3. Conclusions et signification
Cette étude est la première à évaluer systématiquement l’impact de l’inhibition de MSH3 par ASO sur l’expansion de la répétition CAG dans les neurones striataux dérivés d’iPSC humains, et à démontrer son potentiel thérapeutique dans la HD. Les résultats montrent que l’inhibition de MSH3 peut efficacement ralentir, voire empêcher, l’expansion de la répétition CAG, avec un impact minimal sur le transcriptome des neurones. De plus, la validation sur modèle murin a confirmé la faisabilité et la sécurité de l’ASO in vivo. Ces découvertes fournissent une base expérimentale solide pour le développement de stratégies thérapeutiques ciblant MSH3 dans la HD.
4. Points forts de l’étude
- Stratégie thérapeutique innovante : L’inhibition de MSH3 par ASO offre une nouvelle approche pour le traitement de la HD.
- Validation expérimentale complète : L’étude a validé les effets de l’inhibition de MSH3 à la fois in vitro et in vivo, en combinant des modèles cellulaires et animaux.
- Potentiel de traduction clinique : Les résultats posent les bases scientifiques pour de futurs essais cliniques dans la HD.
- Collaboration multidisciplinaire : L’équipe de recherche a combiné des expertises en génétique, biologie moléculaire et neurosciences pour approfondir l’étude.

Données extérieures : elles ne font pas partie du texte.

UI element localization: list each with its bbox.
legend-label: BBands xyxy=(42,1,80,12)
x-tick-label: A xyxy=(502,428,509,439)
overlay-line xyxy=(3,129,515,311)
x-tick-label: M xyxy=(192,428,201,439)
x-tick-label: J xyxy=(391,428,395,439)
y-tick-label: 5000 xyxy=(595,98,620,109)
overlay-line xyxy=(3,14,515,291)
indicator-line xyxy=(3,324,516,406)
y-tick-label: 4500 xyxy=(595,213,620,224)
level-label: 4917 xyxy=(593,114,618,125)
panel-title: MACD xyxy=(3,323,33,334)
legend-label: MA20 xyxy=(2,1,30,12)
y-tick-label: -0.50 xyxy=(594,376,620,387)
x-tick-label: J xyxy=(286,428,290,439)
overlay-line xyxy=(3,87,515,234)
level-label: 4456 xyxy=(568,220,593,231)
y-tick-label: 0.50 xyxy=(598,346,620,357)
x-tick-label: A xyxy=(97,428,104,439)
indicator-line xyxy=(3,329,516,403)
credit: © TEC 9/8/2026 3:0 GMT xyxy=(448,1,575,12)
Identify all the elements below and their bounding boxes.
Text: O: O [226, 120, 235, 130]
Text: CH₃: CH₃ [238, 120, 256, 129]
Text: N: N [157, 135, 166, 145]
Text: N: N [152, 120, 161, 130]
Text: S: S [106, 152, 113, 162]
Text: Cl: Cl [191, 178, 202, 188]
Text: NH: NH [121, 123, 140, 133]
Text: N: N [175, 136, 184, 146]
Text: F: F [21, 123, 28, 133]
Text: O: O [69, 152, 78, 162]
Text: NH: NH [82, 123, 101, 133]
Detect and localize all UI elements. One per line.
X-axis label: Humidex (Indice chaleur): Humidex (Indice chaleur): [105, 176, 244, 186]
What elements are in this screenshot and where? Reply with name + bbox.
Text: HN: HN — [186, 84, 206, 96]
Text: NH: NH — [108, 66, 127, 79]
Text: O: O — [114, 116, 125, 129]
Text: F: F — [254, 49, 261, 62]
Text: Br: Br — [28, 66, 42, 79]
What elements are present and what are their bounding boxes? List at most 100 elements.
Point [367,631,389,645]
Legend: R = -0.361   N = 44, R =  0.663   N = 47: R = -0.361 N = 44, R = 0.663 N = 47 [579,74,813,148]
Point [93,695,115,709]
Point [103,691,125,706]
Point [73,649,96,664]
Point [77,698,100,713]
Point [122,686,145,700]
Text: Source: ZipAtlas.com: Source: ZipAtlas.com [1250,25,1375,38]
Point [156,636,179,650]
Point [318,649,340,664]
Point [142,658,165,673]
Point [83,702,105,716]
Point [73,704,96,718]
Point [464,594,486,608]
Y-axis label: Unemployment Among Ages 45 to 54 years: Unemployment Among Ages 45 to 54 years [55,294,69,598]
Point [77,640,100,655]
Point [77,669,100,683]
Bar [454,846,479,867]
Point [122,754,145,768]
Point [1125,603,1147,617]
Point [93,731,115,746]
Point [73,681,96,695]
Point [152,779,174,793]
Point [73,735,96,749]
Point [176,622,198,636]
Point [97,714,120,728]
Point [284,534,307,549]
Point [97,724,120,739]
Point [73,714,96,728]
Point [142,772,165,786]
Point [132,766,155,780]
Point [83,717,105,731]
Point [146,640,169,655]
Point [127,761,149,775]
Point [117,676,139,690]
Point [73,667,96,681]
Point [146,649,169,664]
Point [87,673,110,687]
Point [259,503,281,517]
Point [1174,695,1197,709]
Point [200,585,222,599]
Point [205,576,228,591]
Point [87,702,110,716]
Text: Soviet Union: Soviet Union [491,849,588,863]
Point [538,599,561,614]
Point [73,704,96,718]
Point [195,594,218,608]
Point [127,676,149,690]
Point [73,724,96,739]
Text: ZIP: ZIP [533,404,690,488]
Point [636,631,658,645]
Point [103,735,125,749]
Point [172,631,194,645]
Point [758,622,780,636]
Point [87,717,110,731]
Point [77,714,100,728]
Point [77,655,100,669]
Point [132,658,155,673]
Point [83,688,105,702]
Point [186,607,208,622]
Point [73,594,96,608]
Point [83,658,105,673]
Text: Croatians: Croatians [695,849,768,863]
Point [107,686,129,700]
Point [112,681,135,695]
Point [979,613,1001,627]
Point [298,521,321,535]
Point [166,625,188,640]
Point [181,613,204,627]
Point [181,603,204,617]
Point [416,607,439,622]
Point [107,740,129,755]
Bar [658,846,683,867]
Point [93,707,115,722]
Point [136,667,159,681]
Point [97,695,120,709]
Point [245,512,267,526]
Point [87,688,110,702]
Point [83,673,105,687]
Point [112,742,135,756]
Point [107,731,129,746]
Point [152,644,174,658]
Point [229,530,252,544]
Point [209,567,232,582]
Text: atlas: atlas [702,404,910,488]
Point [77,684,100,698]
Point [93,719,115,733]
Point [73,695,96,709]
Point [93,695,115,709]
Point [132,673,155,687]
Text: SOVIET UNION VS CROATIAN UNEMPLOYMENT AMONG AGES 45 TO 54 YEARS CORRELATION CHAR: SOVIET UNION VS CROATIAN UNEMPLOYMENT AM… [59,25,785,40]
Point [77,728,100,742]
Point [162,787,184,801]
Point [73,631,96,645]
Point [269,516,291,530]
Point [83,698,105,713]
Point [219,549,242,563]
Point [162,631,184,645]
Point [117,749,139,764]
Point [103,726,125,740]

5. Autres informations pertinentes
Le modèle de souris knock-in humain MSH3 développé dans cette étude fournit un outil expérimental précieux pour le développement de traitements ciblant MSH3. De plus, l’étude a montré que l’inhibition de MSH3 reste efficace dans les neurones dépourvus de FAN1 (un gène associé à l’âge d’apparition de la HD), suggérant que cette stratégie pourrait être applicable aux patients HD présentant des variants génétiques à haut risque.
Conclusion
À travers des validations expérimentales multiniveaux, cette étude a systématiquement évalué le potentiel thérapeutique de l’inhibition de MSH3 par ASO dans la HD, fournissant des bases scientifiques solides pour son application clinique. Les recherches futures exploreront davantage l’efficacité de cette stratégie chez les patients et optimiseront la conception des ASO pour améliorer leur efficacité et leur sécurité.